Su Yu and Tan Zhenlin strongly opposed the new troop deployment by Chen Yi and on August 8, 1946, they sent two telegraphs to Chen Yi and his colleagues to voice their concern. The first was to ask not to take Hai’an (海安) so that their troops could have ten days to rest and regroup, and then move to Siyang (泗阳) to stop the Nationalist forces of New Guangxi Clique in order to stabilize the situation in central China. (Though in reality, the Nationalist forces of New Guangxi Clique did not participate in the fighting like the Communists had expected). The second telegraph sent by Su Yu and Tan Zhenlin to Chen Yi accurately pointed out the plan Chen Yi was ordered to follow was in fact a disaster because when the Communist forces were deployed in the regions between Suqian (宿迁) and Shuyang (沭阳), it would in fact allow the Nationalists easily taking the regions along the Grand Canal of China and Huaiyin-Huai'an region, thus forcing the Communist force from Shandong to return to where it was originally from. Meanwhile, the Communist force in Jiangsu lost their base, and were surrounded by the Nationalists from three sides, and thus forced to cross the Yangtze River into the south when supply run out. If Chen Yi still had to follow the order by deploying the majority of the troops in the north, then the Communist 2nd Column under commander Wei Guoqing (韦国清) must be retained in the region to check the Nationalist southward advance. Otherwise, Su Yu and Tan Zhenlin could not be responsible for the situation (when it turned for the worse).
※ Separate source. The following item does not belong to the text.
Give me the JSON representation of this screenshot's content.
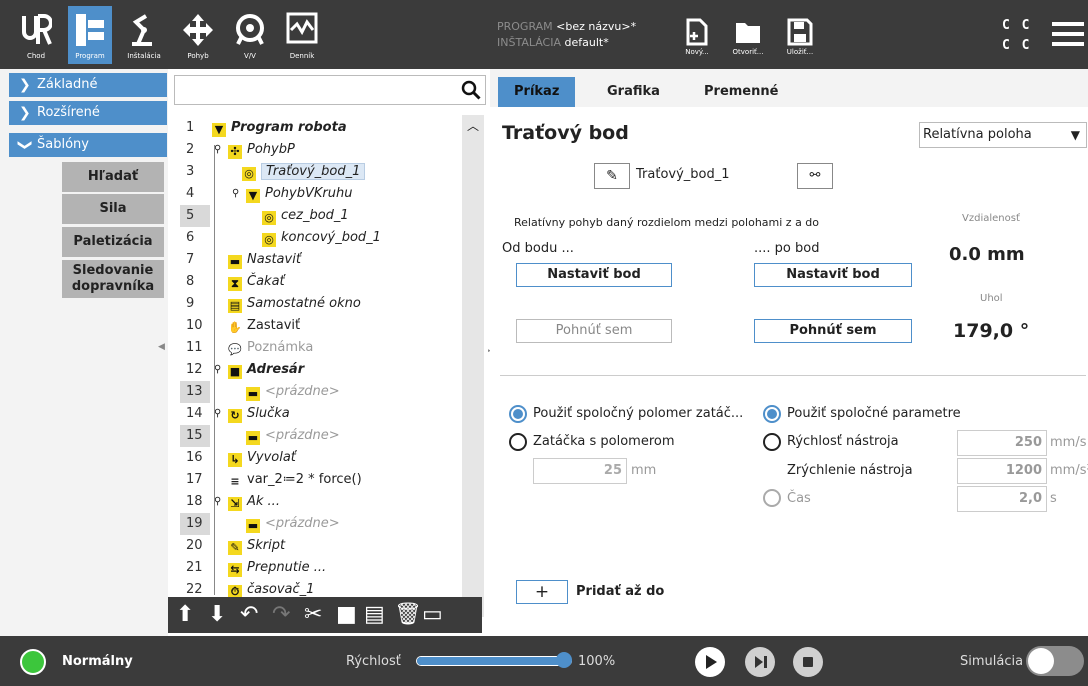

The pleas from Su Yu and Tan Zhenlin were rejected by Chen Yi, who telegraphed back on August 9, 1946, claiming that the situation has changed and the Nationalist 7th Army had moved southward to regions including Lingbi (灵壁), Siyang, Suqian and Suining and its original defense perimeter was filled by other Nationalist units. The Communist should wait for several days to see if the Nationalists would move eastward, and if so, the Communists would ambush them in regions including Xin'an County, Shuyang and Suqian. Otherwise, the Communists would attack westward into the region of Suining and Suqian, so that the Communist position in Southern Shandong, Shuyang, Huaiyin and Huai'an would remain favorable, and Su Yu still should direct his force to take Hai’an. After receiving this telegraph from Chen Yi, Su Yu and Tan Zhenlin made one last attempt to avert Chen Yi's decision by telegraphing back on the same day, claiming that the situation for the Communists in Huaibei was not optimistic and both Huaiyin and Huai'an were threatened, so taking Hai’an should not be a priority, and their troops should be give up the mission and turn northward to defend Huaiyin and Huai'an. However, before they could exchange anymore telegraphs with Chen Yi, the rapid Nationalist advance had turned the table against the Communists, exactly as Su Yu and Tan Zhenlin had feared.

==Third Stage==
The Nationalist assault was with lightning speed that was completely unexpected by the enemy: on August 10, 1946, the Nationalist Reorganized 28th Division and the Reorganized 74th Division struck the regions of the town of Oceanic River (Yang He Zhen, 洋河镇) and Storage Village (Cang Ji, 仓集) and threatened Huaiyin directly. Chen Yi was forced to readjust his troop deployment again: the Communist 5th Brigade and the 13th Brigade in central Jiangsu were ordered to Huaiyin to help the Communist 9th Column to set up a defensive line along the southern bank of the Grand Canal of China, the Communist forces attacking Hai’an (海安) abandoned their original plan and turned to Huaiyin to reinforce the threatened city. On September 12, 1946, the Nationalist 7th Army crossed the Grand Canal of China and took Siyang (泗阳), approaching Huaiyin. On September 13, 1946, the Nationalist Reorganized 74th Division attacked from the right flank of the Nationalist 7th Army, taking the Yuan Family's Village (Yuan Zhuang, 袁庄) and Xu Family's Village (Xu Zhuang, 徐庄) from the Communist 9th Column. Rao Zijian (饶子健), the deputy commander-in-chief of the Communist 9th Column personally led the Communist 75th Regiment counterattack, but without any success and the defenders’ perimeter was limited to the pier.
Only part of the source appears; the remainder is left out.